Un autre exemple. Dans le groupe des coaches benext, nous faisons ce que nous appelons de l’intervision, de la résolution de probèmes en groupe. Nous avons deux modes, nous les appelons “sale” et “propre”.
Le “sale”, c’est une seule personne qui parle à la fois (et encore pas toujours), mais tout le monde peut rebondir quand il le souhaite. Les réactions sont mêlées aux questions, aux solutions. Effet de halo garanti. Il sera difficile de se défaire de ce qui a été dit dans les premiers instants, les rebonds successifs ont sans doute été influencés par les premiers mots, la première idée.
Le “propre” : un instant de réflexion individuelle, suivi d’un tour de questions, à tour de rôle, pour clarifier, chacun peut s’exprimer, s’ensuit un tour de réactions, puis un tour de “As-tu pensé à … ?”, nous finissons souvent par un tour de “Si j’étais toi, je ferai…”. L’instant de réflexion du début tend à lutter contre cet effet. C’est plus posé, plus prospice à la réflexion individuelle mais nous entendons tout de même les questions, propositions des autres. L’indépendance de réflexion n’existe pas mais est plus présente que dans le mode “sale”.

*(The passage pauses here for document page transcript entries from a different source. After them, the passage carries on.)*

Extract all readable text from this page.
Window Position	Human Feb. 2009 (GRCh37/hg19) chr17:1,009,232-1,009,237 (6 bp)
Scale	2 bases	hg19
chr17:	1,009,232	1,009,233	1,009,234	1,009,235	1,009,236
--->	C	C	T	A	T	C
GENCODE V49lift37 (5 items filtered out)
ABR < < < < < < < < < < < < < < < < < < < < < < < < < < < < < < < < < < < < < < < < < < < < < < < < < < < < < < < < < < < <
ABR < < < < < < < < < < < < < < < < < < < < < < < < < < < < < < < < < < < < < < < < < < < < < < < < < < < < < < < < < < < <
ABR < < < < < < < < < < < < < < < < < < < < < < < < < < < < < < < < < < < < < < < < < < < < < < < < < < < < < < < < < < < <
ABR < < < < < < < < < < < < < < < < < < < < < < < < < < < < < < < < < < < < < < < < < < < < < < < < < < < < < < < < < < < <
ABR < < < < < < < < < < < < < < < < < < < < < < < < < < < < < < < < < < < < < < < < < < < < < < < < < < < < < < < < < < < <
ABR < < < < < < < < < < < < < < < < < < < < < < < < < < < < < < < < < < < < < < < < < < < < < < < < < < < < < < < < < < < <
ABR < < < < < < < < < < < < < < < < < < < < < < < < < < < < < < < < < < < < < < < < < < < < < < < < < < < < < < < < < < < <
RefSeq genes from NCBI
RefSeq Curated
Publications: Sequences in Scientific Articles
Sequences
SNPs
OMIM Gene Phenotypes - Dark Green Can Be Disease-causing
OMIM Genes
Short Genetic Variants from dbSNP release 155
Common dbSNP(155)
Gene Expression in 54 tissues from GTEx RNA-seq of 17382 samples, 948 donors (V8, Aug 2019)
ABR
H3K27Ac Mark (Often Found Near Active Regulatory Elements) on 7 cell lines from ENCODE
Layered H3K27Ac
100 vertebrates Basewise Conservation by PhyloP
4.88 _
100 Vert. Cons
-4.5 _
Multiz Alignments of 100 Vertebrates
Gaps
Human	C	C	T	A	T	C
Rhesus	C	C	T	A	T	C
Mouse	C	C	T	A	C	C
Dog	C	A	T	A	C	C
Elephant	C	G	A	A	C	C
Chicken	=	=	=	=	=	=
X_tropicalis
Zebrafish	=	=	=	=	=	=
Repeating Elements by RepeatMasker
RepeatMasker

Des pistes pour faire mieux sur cet axe : proposer un temps de réfléxion entre chaque étape ? Ecrire nos réactions ? Nos questions ?
Daniel Kahneman écrit à propos des réunions qui occupent une bonne partie de nos journées de travail : “Une règle simple peut s’avérer utile : avant qu’un sujet soit abordé, il faudrait demander à tous les membres de l’assistance de rédiger un bref résumé de leur avis sur le sujet. Cette procédure permet d’utilier à bon escient la diversité des connaissances et des opinions du groupe.”
Et maintenant ?
Toujours Daniel Kahneman, il écrit : “il y a un siècle que la psychologie utilise ce terme, mais il n’est pas passé dans le langage courant. C’est regrettable, parce que c’est un nom qui convient tout à fait à un biais commun qui joue un grand rôle dans notre vision des gens et des situations.”
Cet article est ma part de colibri. Maintenant que ma sensation est éclaircie par de la théorie, je vais essayer que mes pratiques évoluent tant en qualité qu’en quantité sur ce plan.
Et pour conclure, je vous laisse avec une dernière phrase de D. Kahneman : “la pratique courante de la discussion ouverte donne trop de poids à ceux qui parlent parmi les premiers avec une grande assurance, obligeant les autres à s’aligner sur eux.”